Headlines:

  • Wheat plunges close to contract low, while US data lift soyoil
    Whatever corn futures can do, wheat futures can have a crack at too. That is, after December corn set a contract low in Chicago in the last session, wheat futures looked to be trying the same in this one, although failing by a small margin with an hour’s trading or so to go. This despite Chicago’s December wheat contract tumbling 2.3% to $4.18 a bushel. The contract low was still 1.75 cents away. The underperformance of wheat against a December corn lot which added 0.2% to $3.38 ¼ a bushel resumed a frequent seasonal pattern of wheat prices underperforming those of corn, whose values gain some buoyancy from the wind-down of the US harvest, and an easing in pressure on that score. Some risk premium is sometimes injected into prices of corn, and soybeans, at this time to year too to reflect the risk of setbacks to Brazil’s crops, as harvested early in the calendar year (although second crop corn is only seeded then).
  • Robusta coffee prices face ‘potential flare-up’, says Olam boss
    Robusta coffee prices may be poised for a “potential flare-up”, Olam International said, seeing scope for rise in arabica bean values too, but viewing cocoa prices as poised for a “flat-to-bearish” performance. The Robusta market is showing some signals often interpreted as upbeat for prices, with the premium of the spot contract to forward lots growing, typically seen as symptomatic of a relative squeeze on short-term supplies, and “tightening” price differentials, Olam said. “Indonesian differentials are extremely tight”, Sunny Verghese, chief executive and founder of the Singapore-based ag trader, told investors. “But across the board in many of the Robusta origins, we see very tightening differentials,” he said, noting too the role of harvest delays from rain in “firming up differential prices” in Vietnam, the top Robusta grower.

 

Summary:

The US Dollar traded slightly lower as it continues to move away from resistance that as at 95.10. Crude Oil futures were also weaker and tested our first downside level of support at 54.80. Corn was basically flat today finishing from 1 to 4 ticks higher.
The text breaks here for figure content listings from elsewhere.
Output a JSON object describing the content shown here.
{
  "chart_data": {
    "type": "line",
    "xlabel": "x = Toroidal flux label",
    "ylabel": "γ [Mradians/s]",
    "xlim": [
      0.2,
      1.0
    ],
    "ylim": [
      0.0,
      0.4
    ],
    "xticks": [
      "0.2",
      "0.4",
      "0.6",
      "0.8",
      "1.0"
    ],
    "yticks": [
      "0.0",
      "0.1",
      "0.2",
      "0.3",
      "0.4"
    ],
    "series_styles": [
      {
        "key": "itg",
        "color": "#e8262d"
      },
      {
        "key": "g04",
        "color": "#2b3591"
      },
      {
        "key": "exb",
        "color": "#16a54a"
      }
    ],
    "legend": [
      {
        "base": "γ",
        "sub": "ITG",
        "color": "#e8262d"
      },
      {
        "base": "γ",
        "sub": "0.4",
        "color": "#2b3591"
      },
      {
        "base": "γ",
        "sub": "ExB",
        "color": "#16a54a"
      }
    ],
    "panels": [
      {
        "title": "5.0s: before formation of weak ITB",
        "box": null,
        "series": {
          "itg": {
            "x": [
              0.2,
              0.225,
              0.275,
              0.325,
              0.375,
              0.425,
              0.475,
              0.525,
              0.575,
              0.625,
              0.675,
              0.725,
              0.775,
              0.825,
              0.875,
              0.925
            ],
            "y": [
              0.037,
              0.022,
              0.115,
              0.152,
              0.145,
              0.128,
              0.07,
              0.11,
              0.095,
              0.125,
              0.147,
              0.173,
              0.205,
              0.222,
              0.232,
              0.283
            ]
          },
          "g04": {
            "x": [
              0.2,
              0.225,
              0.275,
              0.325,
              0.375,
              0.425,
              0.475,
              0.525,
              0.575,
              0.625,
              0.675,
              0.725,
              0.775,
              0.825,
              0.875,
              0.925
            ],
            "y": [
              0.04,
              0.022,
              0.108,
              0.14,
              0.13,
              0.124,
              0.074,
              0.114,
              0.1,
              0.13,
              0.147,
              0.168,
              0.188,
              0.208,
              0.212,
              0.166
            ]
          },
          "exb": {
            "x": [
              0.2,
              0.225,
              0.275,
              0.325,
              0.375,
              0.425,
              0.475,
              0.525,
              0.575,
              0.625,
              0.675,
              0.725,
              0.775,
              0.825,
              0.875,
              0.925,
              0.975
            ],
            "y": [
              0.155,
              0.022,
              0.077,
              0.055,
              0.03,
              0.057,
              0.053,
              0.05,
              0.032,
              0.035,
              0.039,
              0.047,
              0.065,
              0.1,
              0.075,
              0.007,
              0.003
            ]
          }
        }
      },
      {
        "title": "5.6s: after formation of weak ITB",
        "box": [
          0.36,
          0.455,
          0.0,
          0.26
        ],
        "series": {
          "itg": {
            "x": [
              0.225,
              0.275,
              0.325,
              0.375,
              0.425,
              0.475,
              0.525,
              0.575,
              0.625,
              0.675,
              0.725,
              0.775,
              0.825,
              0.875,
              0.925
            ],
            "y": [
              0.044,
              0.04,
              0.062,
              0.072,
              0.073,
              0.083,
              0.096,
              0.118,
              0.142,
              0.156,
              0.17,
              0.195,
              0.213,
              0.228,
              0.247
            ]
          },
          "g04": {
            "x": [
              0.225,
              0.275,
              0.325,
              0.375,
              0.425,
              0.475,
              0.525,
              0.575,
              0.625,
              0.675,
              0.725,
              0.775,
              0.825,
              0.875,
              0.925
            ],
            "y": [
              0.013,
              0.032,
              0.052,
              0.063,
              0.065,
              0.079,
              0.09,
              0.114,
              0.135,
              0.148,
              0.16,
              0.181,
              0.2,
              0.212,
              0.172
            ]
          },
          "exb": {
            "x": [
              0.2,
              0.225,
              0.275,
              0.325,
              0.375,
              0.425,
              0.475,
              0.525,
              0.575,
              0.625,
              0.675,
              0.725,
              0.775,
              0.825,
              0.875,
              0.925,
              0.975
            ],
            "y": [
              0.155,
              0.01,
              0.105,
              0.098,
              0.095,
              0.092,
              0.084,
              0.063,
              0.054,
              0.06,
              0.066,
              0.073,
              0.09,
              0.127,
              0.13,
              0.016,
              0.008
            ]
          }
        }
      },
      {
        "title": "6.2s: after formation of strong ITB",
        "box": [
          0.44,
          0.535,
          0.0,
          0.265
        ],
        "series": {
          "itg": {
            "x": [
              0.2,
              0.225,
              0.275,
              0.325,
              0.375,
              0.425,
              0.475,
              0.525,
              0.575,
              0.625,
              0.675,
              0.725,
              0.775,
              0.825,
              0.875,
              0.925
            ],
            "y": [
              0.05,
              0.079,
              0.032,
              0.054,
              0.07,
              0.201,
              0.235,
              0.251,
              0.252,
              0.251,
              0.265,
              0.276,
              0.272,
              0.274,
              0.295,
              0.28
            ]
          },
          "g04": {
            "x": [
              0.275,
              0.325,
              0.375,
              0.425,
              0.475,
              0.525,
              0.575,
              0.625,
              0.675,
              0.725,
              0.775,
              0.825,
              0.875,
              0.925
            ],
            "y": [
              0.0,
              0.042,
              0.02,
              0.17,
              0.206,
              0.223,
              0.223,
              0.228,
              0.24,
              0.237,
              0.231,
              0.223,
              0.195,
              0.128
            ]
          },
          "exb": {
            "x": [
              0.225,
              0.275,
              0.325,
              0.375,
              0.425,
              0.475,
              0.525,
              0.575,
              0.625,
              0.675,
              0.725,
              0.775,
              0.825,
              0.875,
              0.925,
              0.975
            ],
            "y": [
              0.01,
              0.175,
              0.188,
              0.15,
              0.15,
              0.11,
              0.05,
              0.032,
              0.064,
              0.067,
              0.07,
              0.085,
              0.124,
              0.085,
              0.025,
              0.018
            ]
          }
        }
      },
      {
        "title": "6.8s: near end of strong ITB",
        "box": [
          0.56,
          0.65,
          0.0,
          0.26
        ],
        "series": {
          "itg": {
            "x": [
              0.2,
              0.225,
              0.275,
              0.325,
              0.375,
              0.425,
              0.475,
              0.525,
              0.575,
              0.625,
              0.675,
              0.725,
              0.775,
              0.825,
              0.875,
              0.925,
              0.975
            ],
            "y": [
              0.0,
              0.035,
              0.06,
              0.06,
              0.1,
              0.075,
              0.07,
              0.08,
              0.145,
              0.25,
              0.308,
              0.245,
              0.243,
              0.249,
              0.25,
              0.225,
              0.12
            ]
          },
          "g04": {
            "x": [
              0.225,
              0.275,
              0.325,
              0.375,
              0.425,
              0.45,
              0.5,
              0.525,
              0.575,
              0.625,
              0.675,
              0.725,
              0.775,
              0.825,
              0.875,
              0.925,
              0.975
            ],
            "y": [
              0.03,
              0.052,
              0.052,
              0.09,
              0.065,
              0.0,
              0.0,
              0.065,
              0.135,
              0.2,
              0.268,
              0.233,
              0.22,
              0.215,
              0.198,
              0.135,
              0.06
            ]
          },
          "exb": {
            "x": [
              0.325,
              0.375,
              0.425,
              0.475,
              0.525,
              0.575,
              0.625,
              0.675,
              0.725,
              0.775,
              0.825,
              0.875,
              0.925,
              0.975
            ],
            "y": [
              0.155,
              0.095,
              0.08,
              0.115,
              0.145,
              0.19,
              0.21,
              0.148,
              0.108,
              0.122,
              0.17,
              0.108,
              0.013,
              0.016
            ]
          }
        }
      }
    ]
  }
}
After two days of strong weakness Soybean found a bit of a technical bounce after being oversold. Beans were up 8.50 to 8.75 cents on the day. News of demand from China also made headlines helping to bolster the move in Beans today. COFCO Corporation reported that China will import 100 million metric tons of soybeans in 2017-18 which is an estimate that comes in higher than official Chinese and USDA estimates. Wheat futures returned to weakness giving up 6.50 to 7.25 cents. We will look to tomorrow’s USDA Weekly Export figures for potential increased price volatility but as we head into the Thanksgiving holiday we may see muted action.